Dozens filed into Scott Hall for the last Creative Writing program event of the quarter, eager to hear Raven Leilani read from her acclaimed debut novel, Luster, on February 29.
Mariam Hirsi, a second-year in the Litowitz MA+MFA Program in Creative Writing and English, introduced Leilani as “a poet, painter, novelist and video game aficionado.”
Published in 2020, Luster is the story of Edie, a young Black woman involved with Eric and Rebecca, an older white couple in an open marriage. Hirsi said the story was centered on “sex, strife and strange men in New York City.” During the hour-long event, Leilani read an excerpt from Luster, followed by a Q&A section with the audience, with topics ranging from her experience with religion and speculative fiction to her creative process.
Prior to her novel, Leilani published short stories, some of which have been featured in publications such as The Cut, Granta and The Yale Review. She won a Pushcart Prize for “Breathing Exercise” in the latter publication.
In 2021, HBO ordered a television adaptation of Luster currently set to be run by actress Tessa Thompson.
“This is the last event I have in the foreseeable future. The book came out four years ago and I’ve been kind of going non-stop since,” Leilani said.
Leilani is a graduate of New York University’s MFA program, where she studied under writers Zadie Smith and Javier Zamora.
It was during this period of her life that Luster came to life, written “in a panic” when Leilani needed material for class.
“For the first time in my life, I felt like I had permission to write,” she said.
“It was the fastest thing I’ve ever written,” she said, noting that it felt like “a more honest document because I was self-editing less.”
In the event, Leilani touched on her creative history, telling the audience that she started her writing career as a poet. Even then, her poems were about “small, contained worlds.”
Leilani’s poetic background seems to have influenced her approach to writing prose –– her sentences are tight and deliberate, with no superfluous words. But she said she eventually realized that she “needed more real estate,” which spurred her shift to short stories and eventually long-form fiction.

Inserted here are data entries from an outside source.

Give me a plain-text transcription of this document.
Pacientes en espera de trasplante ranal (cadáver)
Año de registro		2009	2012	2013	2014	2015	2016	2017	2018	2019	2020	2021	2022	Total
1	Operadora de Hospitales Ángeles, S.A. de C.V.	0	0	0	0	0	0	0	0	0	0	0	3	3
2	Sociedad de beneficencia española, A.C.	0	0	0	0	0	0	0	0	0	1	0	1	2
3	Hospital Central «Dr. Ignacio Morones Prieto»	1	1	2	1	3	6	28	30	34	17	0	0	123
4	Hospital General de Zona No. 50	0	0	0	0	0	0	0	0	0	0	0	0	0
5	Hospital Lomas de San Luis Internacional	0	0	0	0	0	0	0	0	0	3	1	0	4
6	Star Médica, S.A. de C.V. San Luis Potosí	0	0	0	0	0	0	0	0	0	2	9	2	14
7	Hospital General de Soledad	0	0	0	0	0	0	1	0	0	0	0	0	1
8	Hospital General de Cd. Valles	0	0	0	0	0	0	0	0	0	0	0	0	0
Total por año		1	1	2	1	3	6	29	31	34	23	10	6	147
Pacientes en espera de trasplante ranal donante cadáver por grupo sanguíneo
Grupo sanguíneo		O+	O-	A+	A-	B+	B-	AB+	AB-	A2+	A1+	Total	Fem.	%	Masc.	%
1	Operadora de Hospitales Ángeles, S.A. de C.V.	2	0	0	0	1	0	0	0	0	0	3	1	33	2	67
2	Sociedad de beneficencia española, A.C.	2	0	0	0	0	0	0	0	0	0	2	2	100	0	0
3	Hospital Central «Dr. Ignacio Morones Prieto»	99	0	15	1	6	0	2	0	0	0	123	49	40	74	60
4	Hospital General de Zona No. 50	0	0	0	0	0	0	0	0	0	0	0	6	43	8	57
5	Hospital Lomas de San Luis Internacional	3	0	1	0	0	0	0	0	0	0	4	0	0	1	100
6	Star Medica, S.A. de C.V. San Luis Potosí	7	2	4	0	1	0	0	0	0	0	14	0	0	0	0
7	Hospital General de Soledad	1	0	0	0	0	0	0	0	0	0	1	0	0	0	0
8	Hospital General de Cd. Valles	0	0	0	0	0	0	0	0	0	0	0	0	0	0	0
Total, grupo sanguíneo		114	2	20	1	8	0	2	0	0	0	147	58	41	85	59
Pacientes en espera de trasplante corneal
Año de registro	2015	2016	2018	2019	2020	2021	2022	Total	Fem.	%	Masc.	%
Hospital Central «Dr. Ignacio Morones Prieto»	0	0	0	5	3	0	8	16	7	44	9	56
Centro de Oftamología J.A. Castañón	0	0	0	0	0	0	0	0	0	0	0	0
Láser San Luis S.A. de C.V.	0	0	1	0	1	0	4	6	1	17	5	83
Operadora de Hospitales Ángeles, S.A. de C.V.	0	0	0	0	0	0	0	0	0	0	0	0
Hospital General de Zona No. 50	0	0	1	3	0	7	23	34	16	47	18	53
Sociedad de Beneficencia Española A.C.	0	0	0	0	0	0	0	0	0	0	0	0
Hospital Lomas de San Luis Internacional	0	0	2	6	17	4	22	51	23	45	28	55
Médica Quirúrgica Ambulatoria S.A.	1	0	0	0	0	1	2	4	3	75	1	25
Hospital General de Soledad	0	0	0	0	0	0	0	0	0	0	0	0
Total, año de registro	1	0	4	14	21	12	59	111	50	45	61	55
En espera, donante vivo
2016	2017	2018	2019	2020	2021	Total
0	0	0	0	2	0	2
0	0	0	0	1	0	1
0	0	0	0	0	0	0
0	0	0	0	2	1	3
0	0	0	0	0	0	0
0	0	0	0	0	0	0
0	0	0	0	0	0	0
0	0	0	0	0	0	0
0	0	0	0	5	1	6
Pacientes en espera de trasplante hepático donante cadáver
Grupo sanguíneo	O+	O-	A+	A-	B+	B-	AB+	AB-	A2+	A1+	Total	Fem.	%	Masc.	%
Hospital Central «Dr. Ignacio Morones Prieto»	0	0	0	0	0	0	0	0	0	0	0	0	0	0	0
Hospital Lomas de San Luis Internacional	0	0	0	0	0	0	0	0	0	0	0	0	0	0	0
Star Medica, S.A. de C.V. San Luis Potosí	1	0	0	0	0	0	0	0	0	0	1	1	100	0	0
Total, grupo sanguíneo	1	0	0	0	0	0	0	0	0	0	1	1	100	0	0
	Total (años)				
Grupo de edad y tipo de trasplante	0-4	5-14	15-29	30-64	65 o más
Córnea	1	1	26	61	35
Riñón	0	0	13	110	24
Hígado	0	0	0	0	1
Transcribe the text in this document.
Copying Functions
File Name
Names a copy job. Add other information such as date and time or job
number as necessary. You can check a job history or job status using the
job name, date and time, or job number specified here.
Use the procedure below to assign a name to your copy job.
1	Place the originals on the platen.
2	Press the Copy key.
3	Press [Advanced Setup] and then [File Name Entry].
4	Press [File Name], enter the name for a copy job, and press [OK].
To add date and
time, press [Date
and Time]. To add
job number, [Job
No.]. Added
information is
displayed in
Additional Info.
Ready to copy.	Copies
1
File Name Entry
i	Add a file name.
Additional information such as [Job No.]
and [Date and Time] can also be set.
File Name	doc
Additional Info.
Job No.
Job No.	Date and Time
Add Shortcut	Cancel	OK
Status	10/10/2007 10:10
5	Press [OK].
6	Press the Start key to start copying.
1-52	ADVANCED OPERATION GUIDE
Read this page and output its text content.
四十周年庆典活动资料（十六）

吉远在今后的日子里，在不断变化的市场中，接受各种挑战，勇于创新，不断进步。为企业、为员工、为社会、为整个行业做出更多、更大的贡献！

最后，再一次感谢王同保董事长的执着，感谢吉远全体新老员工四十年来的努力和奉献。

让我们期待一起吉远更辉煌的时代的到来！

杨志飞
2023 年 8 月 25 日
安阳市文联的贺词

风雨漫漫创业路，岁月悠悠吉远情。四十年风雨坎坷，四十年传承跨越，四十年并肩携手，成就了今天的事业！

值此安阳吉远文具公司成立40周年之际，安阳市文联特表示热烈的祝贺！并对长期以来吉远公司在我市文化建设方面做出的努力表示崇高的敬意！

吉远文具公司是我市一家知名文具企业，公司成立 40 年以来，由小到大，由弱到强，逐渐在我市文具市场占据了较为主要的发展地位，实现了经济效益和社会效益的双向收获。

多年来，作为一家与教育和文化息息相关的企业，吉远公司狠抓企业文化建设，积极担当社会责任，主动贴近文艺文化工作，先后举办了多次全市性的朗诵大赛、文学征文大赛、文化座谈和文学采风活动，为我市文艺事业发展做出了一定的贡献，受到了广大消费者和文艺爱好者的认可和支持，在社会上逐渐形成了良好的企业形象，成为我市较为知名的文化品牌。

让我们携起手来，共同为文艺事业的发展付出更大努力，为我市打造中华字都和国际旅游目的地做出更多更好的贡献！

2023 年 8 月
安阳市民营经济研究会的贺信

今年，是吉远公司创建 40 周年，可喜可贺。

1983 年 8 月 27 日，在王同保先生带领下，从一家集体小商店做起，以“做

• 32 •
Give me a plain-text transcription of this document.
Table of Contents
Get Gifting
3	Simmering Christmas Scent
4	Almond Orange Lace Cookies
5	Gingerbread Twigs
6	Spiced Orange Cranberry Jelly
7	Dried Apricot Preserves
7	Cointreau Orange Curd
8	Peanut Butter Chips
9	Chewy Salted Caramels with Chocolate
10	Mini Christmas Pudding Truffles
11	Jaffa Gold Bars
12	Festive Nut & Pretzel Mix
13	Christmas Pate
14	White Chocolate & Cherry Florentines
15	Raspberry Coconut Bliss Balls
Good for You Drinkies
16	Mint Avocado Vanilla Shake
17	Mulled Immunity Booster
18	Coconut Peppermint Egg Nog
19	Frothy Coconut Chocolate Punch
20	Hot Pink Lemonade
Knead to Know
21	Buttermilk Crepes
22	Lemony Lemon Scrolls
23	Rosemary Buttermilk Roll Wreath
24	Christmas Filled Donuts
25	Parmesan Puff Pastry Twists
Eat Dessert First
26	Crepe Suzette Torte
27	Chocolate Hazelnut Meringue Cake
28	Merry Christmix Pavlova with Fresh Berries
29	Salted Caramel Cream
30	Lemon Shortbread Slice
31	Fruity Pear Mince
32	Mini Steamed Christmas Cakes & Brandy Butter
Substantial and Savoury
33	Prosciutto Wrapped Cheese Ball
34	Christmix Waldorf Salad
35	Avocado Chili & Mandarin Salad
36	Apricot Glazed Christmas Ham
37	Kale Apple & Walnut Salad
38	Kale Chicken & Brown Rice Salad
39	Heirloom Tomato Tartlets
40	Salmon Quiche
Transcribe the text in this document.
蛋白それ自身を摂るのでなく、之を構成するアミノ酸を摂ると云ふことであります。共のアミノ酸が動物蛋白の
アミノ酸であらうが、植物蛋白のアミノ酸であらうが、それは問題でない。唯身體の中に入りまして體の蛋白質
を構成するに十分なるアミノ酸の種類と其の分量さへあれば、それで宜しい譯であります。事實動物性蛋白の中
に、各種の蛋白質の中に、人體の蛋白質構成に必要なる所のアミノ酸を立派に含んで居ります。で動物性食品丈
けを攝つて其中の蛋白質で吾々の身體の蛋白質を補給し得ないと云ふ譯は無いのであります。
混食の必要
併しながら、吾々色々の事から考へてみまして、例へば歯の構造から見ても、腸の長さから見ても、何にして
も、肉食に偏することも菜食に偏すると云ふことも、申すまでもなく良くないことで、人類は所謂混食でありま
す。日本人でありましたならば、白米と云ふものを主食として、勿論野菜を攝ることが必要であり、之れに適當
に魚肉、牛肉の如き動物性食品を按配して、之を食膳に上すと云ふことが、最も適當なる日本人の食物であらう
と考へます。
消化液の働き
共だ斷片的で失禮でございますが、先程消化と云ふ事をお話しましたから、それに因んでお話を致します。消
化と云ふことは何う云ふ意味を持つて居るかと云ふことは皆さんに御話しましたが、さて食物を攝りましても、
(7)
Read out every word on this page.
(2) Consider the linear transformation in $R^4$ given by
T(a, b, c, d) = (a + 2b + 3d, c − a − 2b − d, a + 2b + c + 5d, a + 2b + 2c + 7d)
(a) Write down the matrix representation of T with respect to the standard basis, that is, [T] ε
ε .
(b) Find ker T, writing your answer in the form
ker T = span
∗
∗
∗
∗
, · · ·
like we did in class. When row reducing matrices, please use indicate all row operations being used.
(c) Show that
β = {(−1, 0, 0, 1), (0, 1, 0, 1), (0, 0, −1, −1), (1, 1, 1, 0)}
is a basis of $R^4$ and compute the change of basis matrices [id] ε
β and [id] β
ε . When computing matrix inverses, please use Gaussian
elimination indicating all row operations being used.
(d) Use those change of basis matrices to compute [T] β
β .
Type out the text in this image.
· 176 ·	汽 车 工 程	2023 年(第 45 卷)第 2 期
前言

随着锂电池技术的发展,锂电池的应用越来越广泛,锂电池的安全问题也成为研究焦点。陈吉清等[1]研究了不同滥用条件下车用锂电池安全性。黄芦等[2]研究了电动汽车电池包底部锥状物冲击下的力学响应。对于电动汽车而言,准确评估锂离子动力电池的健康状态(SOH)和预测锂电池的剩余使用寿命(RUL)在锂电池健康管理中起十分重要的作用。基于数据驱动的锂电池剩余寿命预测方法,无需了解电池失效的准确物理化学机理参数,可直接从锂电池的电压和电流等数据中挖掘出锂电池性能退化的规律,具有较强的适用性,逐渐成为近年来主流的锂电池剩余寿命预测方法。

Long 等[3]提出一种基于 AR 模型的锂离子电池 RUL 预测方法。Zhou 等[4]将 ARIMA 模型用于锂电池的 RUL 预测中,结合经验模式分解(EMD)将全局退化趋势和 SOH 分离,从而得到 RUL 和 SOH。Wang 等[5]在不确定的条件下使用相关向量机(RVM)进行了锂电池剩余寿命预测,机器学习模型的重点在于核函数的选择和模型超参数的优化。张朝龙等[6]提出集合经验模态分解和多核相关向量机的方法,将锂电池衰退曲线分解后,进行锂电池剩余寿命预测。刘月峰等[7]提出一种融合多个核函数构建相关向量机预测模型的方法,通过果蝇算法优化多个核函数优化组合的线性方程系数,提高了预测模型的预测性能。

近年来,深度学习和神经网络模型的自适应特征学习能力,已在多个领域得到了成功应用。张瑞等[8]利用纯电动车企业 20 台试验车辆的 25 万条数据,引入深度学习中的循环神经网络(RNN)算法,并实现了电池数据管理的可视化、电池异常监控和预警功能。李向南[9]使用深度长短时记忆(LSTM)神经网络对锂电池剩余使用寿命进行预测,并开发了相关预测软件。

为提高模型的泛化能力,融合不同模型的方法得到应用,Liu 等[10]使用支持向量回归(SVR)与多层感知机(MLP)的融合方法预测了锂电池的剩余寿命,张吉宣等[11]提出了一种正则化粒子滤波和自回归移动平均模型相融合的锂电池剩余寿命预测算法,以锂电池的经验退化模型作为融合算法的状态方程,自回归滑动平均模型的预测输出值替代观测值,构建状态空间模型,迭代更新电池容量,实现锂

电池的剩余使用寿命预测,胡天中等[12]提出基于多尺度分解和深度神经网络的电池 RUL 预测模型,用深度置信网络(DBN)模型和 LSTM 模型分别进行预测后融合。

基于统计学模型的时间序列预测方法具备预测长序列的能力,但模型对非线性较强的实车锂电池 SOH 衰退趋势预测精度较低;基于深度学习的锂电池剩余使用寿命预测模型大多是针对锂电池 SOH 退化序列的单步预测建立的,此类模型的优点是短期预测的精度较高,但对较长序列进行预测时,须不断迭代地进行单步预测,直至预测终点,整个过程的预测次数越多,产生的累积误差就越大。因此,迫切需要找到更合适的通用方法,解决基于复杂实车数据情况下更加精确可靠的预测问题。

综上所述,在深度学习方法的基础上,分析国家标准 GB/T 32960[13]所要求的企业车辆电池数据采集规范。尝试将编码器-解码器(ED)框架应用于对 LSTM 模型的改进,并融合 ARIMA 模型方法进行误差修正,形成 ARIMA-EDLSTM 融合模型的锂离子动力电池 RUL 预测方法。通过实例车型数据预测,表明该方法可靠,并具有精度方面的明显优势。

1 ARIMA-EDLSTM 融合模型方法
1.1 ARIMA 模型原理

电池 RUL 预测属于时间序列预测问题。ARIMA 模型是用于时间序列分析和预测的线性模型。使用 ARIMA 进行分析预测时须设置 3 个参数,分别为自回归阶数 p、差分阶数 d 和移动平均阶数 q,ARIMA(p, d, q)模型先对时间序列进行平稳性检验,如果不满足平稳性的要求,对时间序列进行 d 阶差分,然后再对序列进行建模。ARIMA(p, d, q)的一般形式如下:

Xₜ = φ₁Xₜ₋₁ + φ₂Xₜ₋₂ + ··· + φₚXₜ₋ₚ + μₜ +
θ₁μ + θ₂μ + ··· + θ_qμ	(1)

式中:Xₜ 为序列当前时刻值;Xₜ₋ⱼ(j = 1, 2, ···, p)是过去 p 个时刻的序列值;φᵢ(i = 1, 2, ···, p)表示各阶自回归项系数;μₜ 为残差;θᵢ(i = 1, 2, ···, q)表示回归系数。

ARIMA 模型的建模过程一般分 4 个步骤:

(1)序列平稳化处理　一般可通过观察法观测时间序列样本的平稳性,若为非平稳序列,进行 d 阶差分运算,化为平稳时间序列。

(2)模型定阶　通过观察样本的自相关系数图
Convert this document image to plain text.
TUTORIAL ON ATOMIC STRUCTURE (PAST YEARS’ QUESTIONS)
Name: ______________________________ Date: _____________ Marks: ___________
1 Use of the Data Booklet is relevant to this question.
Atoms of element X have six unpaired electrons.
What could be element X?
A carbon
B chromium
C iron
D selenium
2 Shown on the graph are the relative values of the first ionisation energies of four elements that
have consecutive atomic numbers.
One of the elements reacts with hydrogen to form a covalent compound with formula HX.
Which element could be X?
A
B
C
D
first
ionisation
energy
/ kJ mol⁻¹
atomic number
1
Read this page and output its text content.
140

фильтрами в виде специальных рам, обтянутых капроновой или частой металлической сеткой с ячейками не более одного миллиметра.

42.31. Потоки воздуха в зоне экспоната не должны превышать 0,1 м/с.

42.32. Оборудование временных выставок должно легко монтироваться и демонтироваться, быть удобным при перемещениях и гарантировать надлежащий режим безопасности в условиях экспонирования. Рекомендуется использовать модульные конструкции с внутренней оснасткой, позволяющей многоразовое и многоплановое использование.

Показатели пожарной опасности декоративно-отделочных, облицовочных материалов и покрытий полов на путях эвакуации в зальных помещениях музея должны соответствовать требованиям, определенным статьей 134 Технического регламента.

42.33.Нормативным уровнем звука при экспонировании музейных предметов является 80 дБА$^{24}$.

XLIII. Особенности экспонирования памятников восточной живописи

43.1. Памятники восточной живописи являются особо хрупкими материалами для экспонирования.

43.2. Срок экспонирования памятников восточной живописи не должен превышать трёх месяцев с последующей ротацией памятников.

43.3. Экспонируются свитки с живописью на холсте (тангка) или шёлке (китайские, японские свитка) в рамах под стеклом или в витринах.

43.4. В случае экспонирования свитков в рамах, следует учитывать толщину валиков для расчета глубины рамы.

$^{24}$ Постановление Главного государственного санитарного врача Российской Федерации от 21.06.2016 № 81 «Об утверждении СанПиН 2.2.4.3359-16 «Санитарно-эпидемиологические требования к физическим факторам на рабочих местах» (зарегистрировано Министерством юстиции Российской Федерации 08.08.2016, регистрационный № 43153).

“The way I write is an act of discovery,” Leilani explained,.“There’s a lot that I don’t know. But I generally have a skeleton –– this is what this chapter will be –– all the way to the end.”
As she writes, she discovers how closely linked those points are, allowing her to determine whether an idea’s final form will be a short story or a longer work. Given the commitment a novel takes, one of Leilani’s biggest questions is whether the project is “something I’m going to be able to care about for two or three years.”
Audience members were especially interested in the way Leilani navigates sex in her work, with one attendee asking about the micro-logistics and power dynamics between characters in the prose. According to Leilani, sex is “one of the best factors to explore those power differentials.”
“Sex is language and is a dialogue, or, depending on how people are involved, can be more than a dialogue,” she said.
Edie was written as a “longing, earnest, yearning character,” she explained. Leilani sought to explore “the discrepancy between her private and public performance,” and the sex scenes are where she is able to unravel that performance.
Another audience member asked about how Leilani chose the town where Eric and Rebecca live. Leilani explained the appeal of upstate New York for such a setting, commenting on the sense of “stasis” and “malaise” that permeate the suburbs, which she said are where nothing happens.
“When you introduce a Black person into that environment, the stakes are different, the surveillance is different,” Leilani said. A character might think, “I’m being watched, and any second it can go left.”